LETTRE À ALAIN LOCKE
Jane Nardal
27 décembre 1927, archives Alain Locke, Université Howard, Washington, États-Unis.
Monsieur,
Il y a plus de deux ans, je crois, que j’assistais à la soutenance de thèse de Mrs A. J. Cooper. Comme, en ma qualité d’étudiante noire, j’allais la complimenter, une dame de ses amies, me demanda si j’allais, moi aussi, faire quelque chose pour « my niggers ». Pas précisément, lui répondis-je, en toute sincérité ; en bonne négresse française, je ne voyais rien que de négligeable et de gênant dans le passé de notre race. Pourtant, ma curiosité, mon intérêt déjà sollicités par d’autres fait nègres, commençaient à s’éveiller. Ce serait abuser de votre attention que de vous raconter par quelle série d’expériences je passai avant de découvrir, tant au fond du creuset, l’esprit de race, entièrement enseveli sous l’éducation et l’instruction françaises qui m’avaient été données, conformément au travail d’assimilation auquel on s’est attelé depuis 1848, dans les colonies françaises. Car je ne vous écris pour vous faire l’ « Autobiography of a Re-Coloured Woman », mais pour essayer, moi aussi, de faire œuvre utile à ma race. C’est pourquoi lorsque M. Payot, l’éditeur, que j’ai eu l’occasion de connaître, me parla de votre anthologie The New Negro, je l’engageai vivement, après lecture, à la faire traduire et éditer. J’étais en ma qualité d’Afro-Latine, bien placée pour lui indiquer, à sa demande, les extraits qui pourraient intéresser le public français, fort peu au courant en général de ce qui se passe hors de France et surtout hors du Vieux-Monde. Pourtant mon embarras fut grand : il me fallait choisir entre tous ces auteurs qui me sont déjà de vieilles connaissances (car je suis une lectrice assidue d’Opportunity que Miss Nellie Bright à l’obligeance de nous envoyer, à ses amies et à moi). Comment ne pas retenir les noms et les articles de W. White, A. Locke, W. Pickens, Domingo, Mrs. MacDougal, Burghart Du Bois, les poèmes de C. Mac Kay, Langston Hughes, Jean Toomer, etc? (Je cite de mémoire). J’ai été aussi particulièrement charmée par l’artistique présentation de The New Negro, par les illustrations si modernes et si caractéristiques, et parmi les splendides portraits, j’ai eu plaisir à revoir ceux de R. Hayes, Paul Robeson, ces beaux artistes, que j’ai eu maintes fois le bonheur d’entendre à la salle Gaveau. Je crois même avoir écrit pour une revue universitaire américaine le compte-rendu d’un concert des Fisk Jubilee Singers, comme m’en avait prié H. Hemingsburgh, un condisciple de Sorbonne.
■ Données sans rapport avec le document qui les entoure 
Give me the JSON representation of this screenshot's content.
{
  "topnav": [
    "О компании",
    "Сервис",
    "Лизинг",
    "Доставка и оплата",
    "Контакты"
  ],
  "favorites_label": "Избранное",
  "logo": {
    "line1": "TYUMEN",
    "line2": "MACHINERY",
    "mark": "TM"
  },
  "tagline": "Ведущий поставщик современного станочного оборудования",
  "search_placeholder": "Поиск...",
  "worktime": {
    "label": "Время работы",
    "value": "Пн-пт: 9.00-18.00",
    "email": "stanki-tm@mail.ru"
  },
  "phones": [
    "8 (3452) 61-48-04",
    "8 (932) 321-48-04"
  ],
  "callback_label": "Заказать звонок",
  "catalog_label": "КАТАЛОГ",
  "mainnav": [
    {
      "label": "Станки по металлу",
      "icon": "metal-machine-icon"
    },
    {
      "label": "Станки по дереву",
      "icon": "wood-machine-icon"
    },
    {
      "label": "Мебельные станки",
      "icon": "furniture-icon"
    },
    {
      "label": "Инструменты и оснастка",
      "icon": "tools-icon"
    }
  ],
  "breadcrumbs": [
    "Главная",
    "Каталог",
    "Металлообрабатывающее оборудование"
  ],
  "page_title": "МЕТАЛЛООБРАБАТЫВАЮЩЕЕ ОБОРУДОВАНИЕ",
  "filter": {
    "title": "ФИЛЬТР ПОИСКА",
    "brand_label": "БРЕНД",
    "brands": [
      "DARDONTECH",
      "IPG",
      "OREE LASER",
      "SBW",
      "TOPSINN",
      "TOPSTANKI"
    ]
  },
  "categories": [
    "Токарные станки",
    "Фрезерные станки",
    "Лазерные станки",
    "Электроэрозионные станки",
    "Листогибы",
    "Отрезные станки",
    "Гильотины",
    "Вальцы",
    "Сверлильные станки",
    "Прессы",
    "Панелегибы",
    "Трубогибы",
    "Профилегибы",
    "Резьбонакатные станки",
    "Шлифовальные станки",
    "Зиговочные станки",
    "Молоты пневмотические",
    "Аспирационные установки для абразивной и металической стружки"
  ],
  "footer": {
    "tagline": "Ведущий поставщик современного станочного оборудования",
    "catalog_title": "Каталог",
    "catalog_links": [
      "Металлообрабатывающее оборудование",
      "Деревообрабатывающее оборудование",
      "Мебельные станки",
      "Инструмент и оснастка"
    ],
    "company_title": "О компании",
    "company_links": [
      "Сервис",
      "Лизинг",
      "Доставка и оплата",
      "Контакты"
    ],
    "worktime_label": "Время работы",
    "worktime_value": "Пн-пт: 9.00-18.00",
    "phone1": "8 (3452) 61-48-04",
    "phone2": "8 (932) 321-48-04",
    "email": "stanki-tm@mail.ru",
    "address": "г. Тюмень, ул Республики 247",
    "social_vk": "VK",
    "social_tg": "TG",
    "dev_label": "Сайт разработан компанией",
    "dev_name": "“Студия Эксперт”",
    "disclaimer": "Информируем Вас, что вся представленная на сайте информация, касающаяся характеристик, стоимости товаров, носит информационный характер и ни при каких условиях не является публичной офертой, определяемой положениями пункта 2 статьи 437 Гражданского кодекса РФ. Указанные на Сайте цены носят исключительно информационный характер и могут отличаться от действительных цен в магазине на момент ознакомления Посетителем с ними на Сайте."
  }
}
Licenciée en langues classiques moi-même, et ayant fait de sérieuses études d’anglais, je serais heureuse de traduire The New Negro, avec l’aide de ma sœur, diplômée d’anglais. Qu’un livre écrit par des noirs américains soit traduit par des noirs français, ne serait-ce pas un signe évident de cet internationalisme noir en marche dont Mr Burghardt Du Bois parle si prophétiquement dans son magistral exposé : « Worlds of Color » ?
Si M. Payot se décide à publier cet ouvrage, je lui ferai de la publicité dans Le Soir, grand quotidien de gauche, où l’un de mes amis, un Martiniquais, tient la page coloniale, et dans La Dépêche Africaine, journal du « Comité de défense des Intérêts de la Race Noire » dans le premier numéro duquel j’écris un article pour janvier.
M. Payot veut bien que j’annonce dans les deux journaux qu’une traduction de votre livre paraîtra chez lui, mais il ne s’engage pas à la faire paraître, et penche plutôt pour la négative. Aussi je prends la liberté de vous informer qu’il n’est pas le seul éditeur parisien qui s’intéresse à la littérature nègre, qu’André Gide à la Nouvelle Revue Française, J. Richard Bloch aux éditions Rieder, accueillent ce genre d’ouvrages avec beaucoup de faveur. Je sais que M. Maran, que j’ai déjà rencontré chez des amis créoles, a déjà beaucoup contribué à faire connaître en France les noirs américains instruits, et l’originalité de leurs écrits, mais il y a tant à faire encore de ce côté, – aussi bien d’ailleurs qu’en ce qui concerne les noirs français instruits – que je serai heureuse d’y contribuer pour ma modeste part [illisible] j’ai envers vous, votre musique, votre littérature qui a eu en moi de si profondes résonances, une lourde dette de reconnaissance.
Veuillez croire, Monsieur, à ma vive sympathie, et à mon entière solidarité avec vous et les vôtres. Que l’an 1928 vous soit propice !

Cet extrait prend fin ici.